A Russia-based disinformation campaign sought to exploit Instagram, TikTok and YouTube influencers to undermine the Pfizer COVID-19 vaccine, Facebook said in its monthly report on disinfo. An earlier leg of the campaign by the marketing firm Fazze also bashed the AstraZeneca vaccine, saying it would turn recipients into chimpanzees. That clumsier AstraZeneca effort got no real traction, and while the Pfizer effort got a little more, it also was the campaign's undoing: Some influencers that Fazze tried to spoon-feed articles and instructions flagged the work as suspicious on social media. Tim Starks takes a look.

Fair and balanced?

The Tucker Carlson surveillance drama is back in the news. The National Security Agency’s inspector general on Tuesday announced it would investigate the agency’s actions in relation to the Fox News personality’s claim that the NSA monitored his communications. The NSA, whose mission focuses on foreign intelligence gathering, has flatly denied surveilling Carlson. It’s a made-for-TV controversy. Sean Lyngaas reports.
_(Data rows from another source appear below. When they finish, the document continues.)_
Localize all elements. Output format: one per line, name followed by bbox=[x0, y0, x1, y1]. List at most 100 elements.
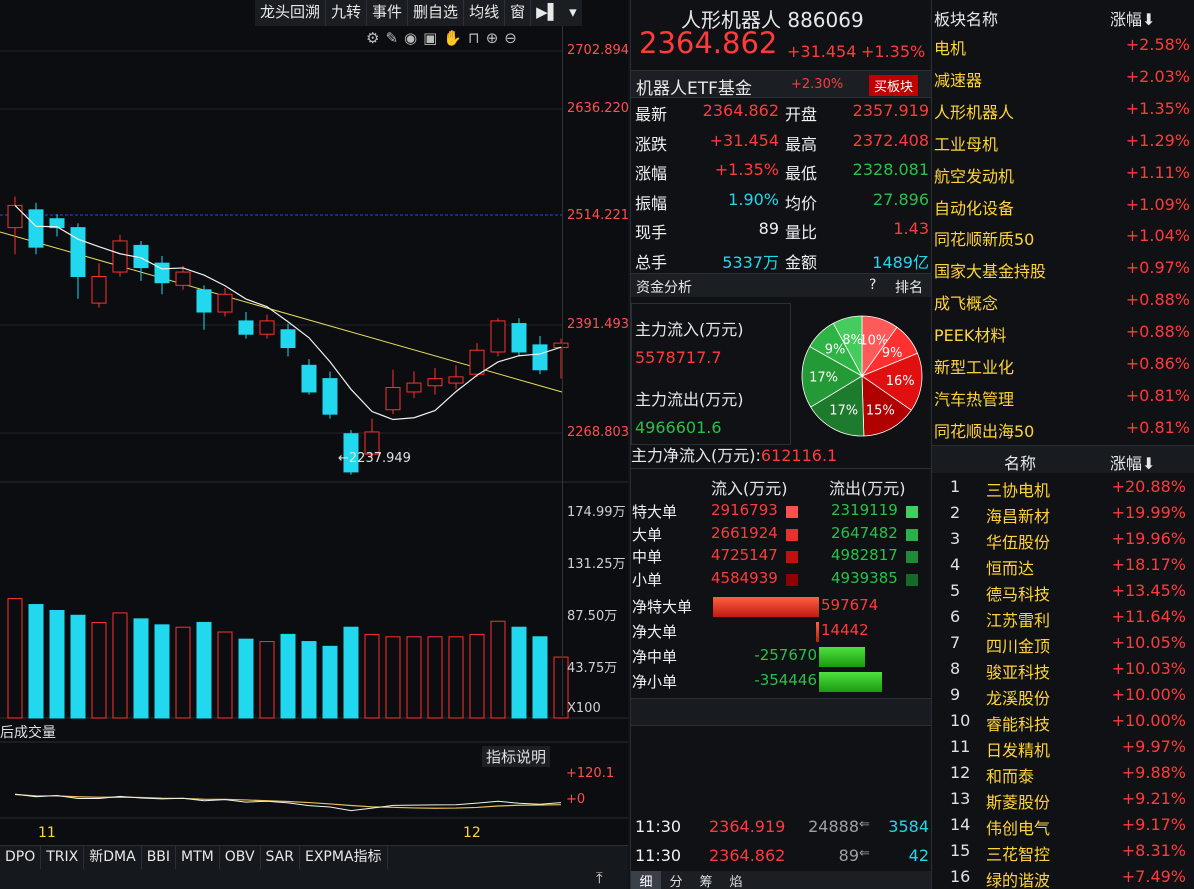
stock-row[interactable]: 16 绿的谐波 +7.49% bbox=[932, 867, 1194, 889]
sector-row[interactable]: PEEK材料 +0.88% bbox=[934, 322, 1192, 354]
stock-row[interactable]: 7 四川金顶 +10.05% bbox=[932, 633, 1194, 659]
flow-out-value: 4939385 bbox=[831, 568, 898, 587]
net-flow-value: -354446 bbox=[754, 671, 817, 689]
sector-col-pct[interactable]: 涨幅⬇ bbox=[1110, 6, 1155, 30]
stock-row[interactable]: 15 三花智控 +8.31% bbox=[932, 841, 1194, 867]
pie-slice-label: 15% bbox=[866, 404, 895, 419]
volume-bar bbox=[217, 631, 233, 719]
candle-body bbox=[490, 320, 506, 353]
quote-field-label: 最高 bbox=[785, 134, 818, 154]
tab-chips[interactable]: 筹 bbox=[691, 871, 721, 889]
kline-chart-panel[interactable]: 龙头回溯 九转 事件 删自选 均线 窗 ▶▌ ▾ ⚙✎◉▣✋⊓⊕⊖ 2702.8… bbox=[0, 0, 629, 889]
sector-name: 同花顺新质50 bbox=[934, 230, 1035, 250]
stock-name: 海昌新材 bbox=[986, 507, 1051, 526]
stock-row[interactable]: 8 骏亚科技 +10.03% bbox=[932, 659, 1194, 685]
flow-in-value: 4584939 bbox=[711, 568, 778, 587]
pie-slice-label: 9% bbox=[882, 346, 903, 361]
sector-row[interactable]: 同花顺新质50 +1.04% bbox=[934, 226, 1192, 258]
stock-row[interactable]: 4 恒而达 +18.17% bbox=[932, 555, 1194, 581]
candle-body bbox=[385, 387, 401, 411]
sector-row[interactable]: 人形机器人 +1.35% bbox=[934, 99, 1192, 131]
candle-body bbox=[301, 364, 317, 393]
stock-row[interactable]: 12 和而泰 +9.88% bbox=[932, 763, 1194, 789]
tick-row: 11:30 2364.919 24888 ⇐ 3584 bbox=[631, 817, 931, 839]
flow-size-label: 大单 bbox=[632, 525, 663, 544]
tab-detail[interactable]: 细 bbox=[631, 871, 661, 889]
flow-row: 特大单 2916793 2319119 bbox=[631, 501, 931, 523]
quote-field-label: 总手 bbox=[635, 252, 668, 272]
volume-tick: 174.99万 bbox=[567, 505, 626, 520]
scroll-top-icon[interactable]: ⤒ bbox=[596, 869, 603, 887]
tab-minute[interactable]: 分 bbox=[661, 871, 691, 889]
net-flow-value: -257670 bbox=[754, 646, 817, 664]
tab-mtm[interactable]: MTM bbox=[176, 846, 220, 869]
quote-field-label: 均价 bbox=[785, 193, 818, 213]
indicator-help-button[interactable]: 指标说明 bbox=[482, 746, 551, 767]
flow-out-swatch bbox=[906, 528, 918, 541]
sector-col-name[interactable]: 板块名称 bbox=[934, 6, 998, 30]
tick-volume: 89 bbox=[838, 846, 859, 865]
flow-out-value: 2319119 bbox=[831, 501, 898, 519]
volume-bar bbox=[7, 598, 23, 719]
tab-bbi[interactable]: BBI bbox=[142, 846, 177, 869]
sector-name: 电机 bbox=[934, 39, 967, 58]
sector-row[interactable]: 电机 +2.58% bbox=[934, 35, 1192, 67]
stock-row[interactable]: 9 龙溪股份 +10.00% bbox=[932, 685, 1194, 711]
quote-field-value: 1.90% bbox=[728, 189, 779, 209]
sector-name: 航空发动机 bbox=[934, 166, 1015, 186]
sector-row[interactable]: 国家大基金持股 +0.97% bbox=[934, 258, 1192, 290]
stock-rank: 14 bbox=[950, 815, 971, 834]
tab-obv[interactable]: OBV bbox=[220, 846, 261, 869]
price-change: +31.454 bbox=[787, 42, 857, 61]
stock-col-pct[interactable]: 涨幅⬇ bbox=[1110, 450, 1155, 474]
stock-row[interactable]: 6 江苏雷利 +11.64% bbox=[932, 607, 1194, 633]
sector-row[interactable]: 航空发动机 +1.11% bbox=[934, 163, 1192, 195]
stock-name: 日发精机 bbox=[986, 741, 1051, 760]
volume-bar bbox=[70, 614, 86, 719]
sector-name: 成飞概念 bbox=[934, 294, 999, 314]
net-flow-row: 净大单 14442 bbox=[631, 621, 931, 643]
net-flow-label: 净大单 bbox=[632, 623, 678, 641]
tick-time: 11:30 bbox=[635, 846, 682, 865]
stock-row[interactable]: 14 伟创电气 +9.17% bbox=[932, 815, 1194, 841]
quote-field-label: 最低 bbox=[785, 164, 818, 183]
stock-pct: +10.03% bbox=[1111, 659, 1186, 678]
sector-pct: +0.81% bbox=[1125, 417, 1190, 437]
etf-bar[interactable]: 机器人ETF基金 +2.30% 买板块 bbox=[631, 70, 931, 99]
tick-time: 11:30 bbox=[635, 817, 682, 836]
stock-pct: +9.88% bbox=[1121, 763, 1186, 782]
net-flow-label: 净特大单 bbox=[632, 598, 693, 616]
sector-row[interactable]: 成飞概念 +0.88% bbox=[934, 290, 1192, 322]
sector-row[interactable]: 减速器 +2.03% bbox=[934, 67, 1192, 99]
volume-bar bbox=[175, 626, 191, 719]
stock-row[interactable]: 5 德马科技 +13.45% bbox=[932, 581, 1194, 607]
tab-trix[interactable]: TRIX bbox=[41, 846, 85, 869]
stock-col-name[interactable]: 名称 bbox=[1004, 450, 1036, 474]
stock-row[interactable]: 2 海昌新材 +19.99% bbox=[932, 503, 1194, 529]
flow-size-label: 特大单 bbox=[632, 503, 678, 521]
net-flow-row: 净特大单 597674 bbox=[631, 596, 931, 618]
tab-dpo[interactable]: DPO bbox=[0, 846, 42, 869]
help-icon[interactable]: ? bbox=[869, 277, 876, 293]
stock-pct: +13.45% bbox=[1111, 581, 1186, 600]
quote-row: 涨幅 +1.35% 最低 2328.081 bbox=[635, 160, 929, 186]
tab-expma[interactable]: EXPMA指标 bbox=[300, 846, 388, 869]
indicator-tabs: DPO TRIX 新DMA BBI MTM OBV SAR EXPMA指标 bbox=[0, 845, 628, 869]
flow-out-value: 4982817 bbox=[831, 546, 898, 564]
stock-row[interactable]: 10 睿能科技 +10.00% bbox=[932, 711, 1194, 737]
rank-button[interactable]: 排名 bbox=[895, 277, 923, 297]
stock-row[interactable]: 3 华伍股份 +19.96% bbox=[932, 529, 1194, 555]
tab-flame[interactable]: 焰 bbox=[721, 871, 751, 889]
tab-new-dma[interactable]: 新DMA bbox=[84, 846, 142, 869]
volume-bar bbox=[322, 645, 338, 719]
sector-row[interactable]: 工业母机 +1.29% bbox=[934, 131, 1192, 163]
sector-row[interactable]: 汽车热管理 +0.81% bbox=[934, 386, 1192, 418]
stock-row[interactable]: 11 日发精机 +9.97% bbox=[932, 737, 1194, 763]
stock-row[interactable]: 13 斯菱股份 +9.21% bbox=[932, 789, 1194, 815]
stock-row[interactable]: 1 三协电机 +20.88% bbox=[932, 477, 1194, 503]
candle-body bbox=[259, 320, 275, 335]
sector-row[interactable]: 新型工业化 +0.86% bbox=[934, 354, 1192, 386]
buy-sector-button[interactable]: 买板块 bbox=[869, 75, 919, 96]
tab-sar[interactable]: SAR bbox=[261, 846, 300, 869]
sector-row[interactable]: 自动化设备 +1.09% bbox=[934, 195, 1192, 227]
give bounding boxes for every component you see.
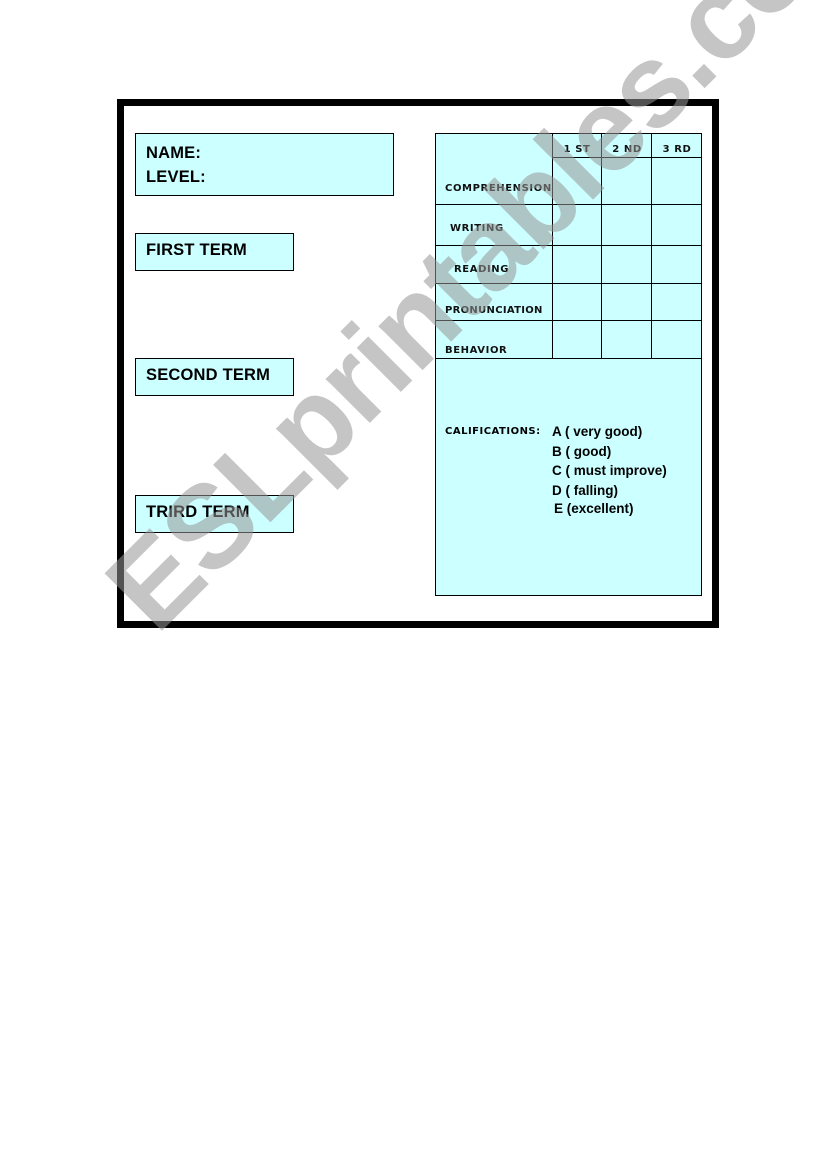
qualification-a: A ( very good) xyxy=(552,424,643,439)
row-label-pronunciation: PRONUNCIATION xyxy=(445,305,543,316)
qualification-d: D ( falling) xyxy=(552,483,618,498)
column-header-3rd: 3 RD xyxy=(662,144,692,155)
row-label-behavior: BEHAVIOR xyxy=(445,345,508,356)
row-label-writing: WRITING xyxy=(450,223,504,234)
row-label-reading: READING xyxy=(454,264,510,275)
qualification-b: B ( good) xyxy=(552,444,612,459)
third-term-label: TRIRD TERM xyxy=(135,495,294,533)
name-label: NAME: xyxy=(146,144,202,162)
first-term-label: FIRST TERM xyxy=(135,233,294,271)
row-label-comprehension: COMPREHENSION xyxy=(445,183,552,194)
student-info-box: NAME: LEVEL: xyxy=(135,133,394,196)
grades-table: 1 ST 2 ND 3 RD COMPREHENSION WRITING REA… xyxy=(435,133,702,596)
level-label: LEVEL: xyxy=(146,168,206,186)
column-header-2nd: 2 ND xyxy=(612,144,642,155)
qualification-e: E (excellent) xyxy=(554,501,634,516)
qualifications-title: CALIFICATIONS: xyxy=(445,426,541,437)
column-header-1st: 1 ST xyxy=(563,144,591,155)
second-term-label: SECOND TERM xyxy=(135,358,294,396)
qualification-c: C ( must improve) xyxy=(552,463,667,478)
False flags, they’re all the rage

One of the most famous cases of an intelligence service framing another for a hack came in 2018, when the Russians posed as the North Koreans in hacking the Olympics in South Korea. This week brought news of another such ruse when FireEye revealed that alleged Chinese hackers were using leaked Iranian hacking tools to breach Israeli targets. It could be a sign of things to come. Sean explained the significance.